What you should notice is that the name of the variable with respect to which we are integrating doesn't matter. In this sense, both $x$ and $y$ are "dummy" variables in the integration. They are not elements of $\mathbb{R}^2$ and are not orthogonal to each other. They are simply labels.
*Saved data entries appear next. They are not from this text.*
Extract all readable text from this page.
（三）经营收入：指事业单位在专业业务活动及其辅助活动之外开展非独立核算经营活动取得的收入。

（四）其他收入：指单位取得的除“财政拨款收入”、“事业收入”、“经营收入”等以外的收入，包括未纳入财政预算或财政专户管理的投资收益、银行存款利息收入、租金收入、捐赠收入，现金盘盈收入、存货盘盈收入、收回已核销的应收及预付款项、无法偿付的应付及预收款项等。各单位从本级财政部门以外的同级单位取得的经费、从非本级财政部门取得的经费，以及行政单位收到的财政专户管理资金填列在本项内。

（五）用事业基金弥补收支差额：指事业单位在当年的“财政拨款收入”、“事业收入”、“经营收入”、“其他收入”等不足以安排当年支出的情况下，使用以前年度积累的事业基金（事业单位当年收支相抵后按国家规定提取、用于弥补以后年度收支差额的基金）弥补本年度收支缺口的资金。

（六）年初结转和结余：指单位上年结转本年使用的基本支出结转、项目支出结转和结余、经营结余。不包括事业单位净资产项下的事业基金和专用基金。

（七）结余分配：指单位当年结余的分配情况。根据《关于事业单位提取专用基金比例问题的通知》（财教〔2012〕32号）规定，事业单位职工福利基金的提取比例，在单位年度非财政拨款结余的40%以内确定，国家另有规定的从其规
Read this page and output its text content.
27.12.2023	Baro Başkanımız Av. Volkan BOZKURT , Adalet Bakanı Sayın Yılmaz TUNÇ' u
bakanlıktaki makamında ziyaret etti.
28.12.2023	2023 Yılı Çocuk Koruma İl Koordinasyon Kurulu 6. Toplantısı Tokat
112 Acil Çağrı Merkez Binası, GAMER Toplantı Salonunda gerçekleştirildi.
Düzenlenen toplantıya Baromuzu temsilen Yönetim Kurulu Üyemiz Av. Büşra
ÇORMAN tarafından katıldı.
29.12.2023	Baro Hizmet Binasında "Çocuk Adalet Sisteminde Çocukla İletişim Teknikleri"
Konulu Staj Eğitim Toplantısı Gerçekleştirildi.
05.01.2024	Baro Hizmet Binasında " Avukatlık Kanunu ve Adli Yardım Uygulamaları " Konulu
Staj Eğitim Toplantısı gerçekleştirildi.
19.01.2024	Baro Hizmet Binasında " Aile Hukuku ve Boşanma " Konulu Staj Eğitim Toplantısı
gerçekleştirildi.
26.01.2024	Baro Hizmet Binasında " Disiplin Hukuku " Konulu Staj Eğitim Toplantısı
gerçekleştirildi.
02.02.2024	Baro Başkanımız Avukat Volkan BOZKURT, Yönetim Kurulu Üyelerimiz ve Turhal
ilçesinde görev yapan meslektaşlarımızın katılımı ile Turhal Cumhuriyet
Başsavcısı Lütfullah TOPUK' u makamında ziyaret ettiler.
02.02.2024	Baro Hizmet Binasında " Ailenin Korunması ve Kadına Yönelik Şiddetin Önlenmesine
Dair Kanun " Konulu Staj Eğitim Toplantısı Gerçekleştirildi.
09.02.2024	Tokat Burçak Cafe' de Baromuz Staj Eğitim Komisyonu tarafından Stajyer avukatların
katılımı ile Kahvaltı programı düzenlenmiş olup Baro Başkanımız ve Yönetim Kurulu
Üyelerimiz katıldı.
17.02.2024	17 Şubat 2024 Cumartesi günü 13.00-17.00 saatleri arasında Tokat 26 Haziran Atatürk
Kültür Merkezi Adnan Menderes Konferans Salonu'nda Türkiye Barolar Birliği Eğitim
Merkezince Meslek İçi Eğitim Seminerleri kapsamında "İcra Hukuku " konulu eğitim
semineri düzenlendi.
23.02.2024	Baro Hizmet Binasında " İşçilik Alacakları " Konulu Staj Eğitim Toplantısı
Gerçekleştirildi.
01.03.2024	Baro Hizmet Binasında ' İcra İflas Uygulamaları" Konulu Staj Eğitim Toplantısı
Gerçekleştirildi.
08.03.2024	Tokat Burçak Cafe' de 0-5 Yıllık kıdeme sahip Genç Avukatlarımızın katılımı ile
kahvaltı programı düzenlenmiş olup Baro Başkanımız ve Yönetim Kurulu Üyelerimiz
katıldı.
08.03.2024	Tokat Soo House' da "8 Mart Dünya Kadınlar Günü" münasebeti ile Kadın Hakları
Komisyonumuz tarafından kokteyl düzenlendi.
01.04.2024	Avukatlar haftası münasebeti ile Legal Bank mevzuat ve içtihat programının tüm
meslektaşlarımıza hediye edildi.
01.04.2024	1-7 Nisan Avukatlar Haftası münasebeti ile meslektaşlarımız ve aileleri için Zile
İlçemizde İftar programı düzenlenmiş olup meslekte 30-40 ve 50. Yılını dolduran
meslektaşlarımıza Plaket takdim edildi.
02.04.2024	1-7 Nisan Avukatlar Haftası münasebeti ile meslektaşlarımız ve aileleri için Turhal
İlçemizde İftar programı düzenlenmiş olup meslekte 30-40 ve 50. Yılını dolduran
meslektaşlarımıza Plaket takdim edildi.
So, we know how $I$ is defined, but the name of the variable doesn't matter. Hence we can write
$$ I = \int_{\mathbb{R}} \mathrm{e}^{-y^2}\,\mathrm{d}y $$
just as easily as the original definition. Or even
$$
I
=\int_{\mathbb{R}} \mathrm{e}^{-s^2}\,\mathrm{d}s
=\int_{\mathbb{R}} \mathrm{e}^{-t^2}\,\mathrm{d}t.\tag{1}
$$
The actual names are completely irrelevant. Taking this last version, we can write
\begin{align*}
I^2
&= \left( \int_{\mathbb{R}} \mathrm{e}^{-s^2}\,\mathrm{d}s \right)^2 \\
&= \left( \int_{\mathbb{R}} \mathrm{e}^{-s^2}\,\mathrm{d}s \right)\left( \int_{\mathbb{R}} \mathrm{e}^{-s^2}\,\mathrm{d}s \right) \\
&= \left( \int_{\mathbb{R}} \mathrm{e}^{-s^2}\,\mathrm{d}s \right)\left( \int_{\mathbb{R}} \mathrm{e}^{-t^2}\,\mathrm{d}t \right) && \tag{using (1)} \\
&= \int_{\mathrm{R}} \mathrm{e}^{-s^2} \left( \int_{\mathbb{R}} \mathrm{e}^{-t^2}\,\mathrm{d}t \right) \, \mathrm{d}s \tag{2} \\
&= \int_{\mathrm{R}} \left( \int_{\mathbb{R}} \mathrm{e}^{-s^2} \mathrm{e}^{-t^2}\,\mathrm{d}t\right) \, \mathrm{d}s \tag{3} \\
&= \iint_{\mathbb{R}^2} \mathrm{e}^{-(s^2+t^2)}\,\mathrm{d}(x,y).
\end{align*}
At (2), we are using the fact that
$$ \left( \int \mathrm{e}^{-s^2} \,\mathrm{d}s\right) k
= \int_{\mathbb{R}} \mathrm{e}^{-s^2}k \,\mathrm{d}s $$
for any constant $k$ which does not depend on $s$, and the fact that
$$ \int_{\mathbb{R}} \mathrm{e}^{-t^2} \,\mathrm{d}t $$
is a constant (since it doesn't depend on $s$). At (3), we are playing the same game, but this time using the fact that the value of $\mathrm{e}^{-s^2}$ does not depend on $t$. Once we get the integral at (3), we can apply the Fubini-Tonelli in order to interpret the iterated integral as an integral over a region, then make a change of variables and work with polar (rather than Cartesian) coordinates
To give a simpler example, observe that (via similar arguments)
$$ 1 = \int_{0}^{1} 2s \,\mathrm{d}s. $$
Now, observe that
\begin{align}
1 = 1^2
&= \left( \int_{0}^{1} 2s \,\mathrm{d}s \right)^2 \\
&= \left( \int_{0}^{1} 2s \,\mathrm{d}s \right) \left( \int_{0}^{1} 2t \,\mathrm{d}t \right) \\
&= \int_{0}^{1} 2s \left( \int_{0}^{1} 2t \,\mathrm{d}t \right) \,\mathrm{ds} \\
&= \int_{0}^{1} \left( \int_{0}^{1} (2s)(2t)\,\mathrm{d}t\right)\, \mathrm{d}s \\
&= 4 \int_{0}^{1} \left( \int_{0}^{1} st \,\mathrm{d}t\right)\, \mathrm{d}s \tag{4} \\
&= 4 \int_{0}^{1} \left. \frac{1}{2}st^2 \right|_{t=0}^{1} \,\mathrm{ds} \\
&= 2 \int_{0}^{1} s\, \mathrm{d}s \\
&= 2 \cdot \left.\frac{1}{2}s^2 \right|_{s=0}^{1} \\
&= 1,
\end{align}
which is the expected result. Here, we can evaluate the iterated integral obtained at (4) directly (i.e. no change of variables is required), but otherwise this example follows the same principles as the argument for integrating the Gaussian.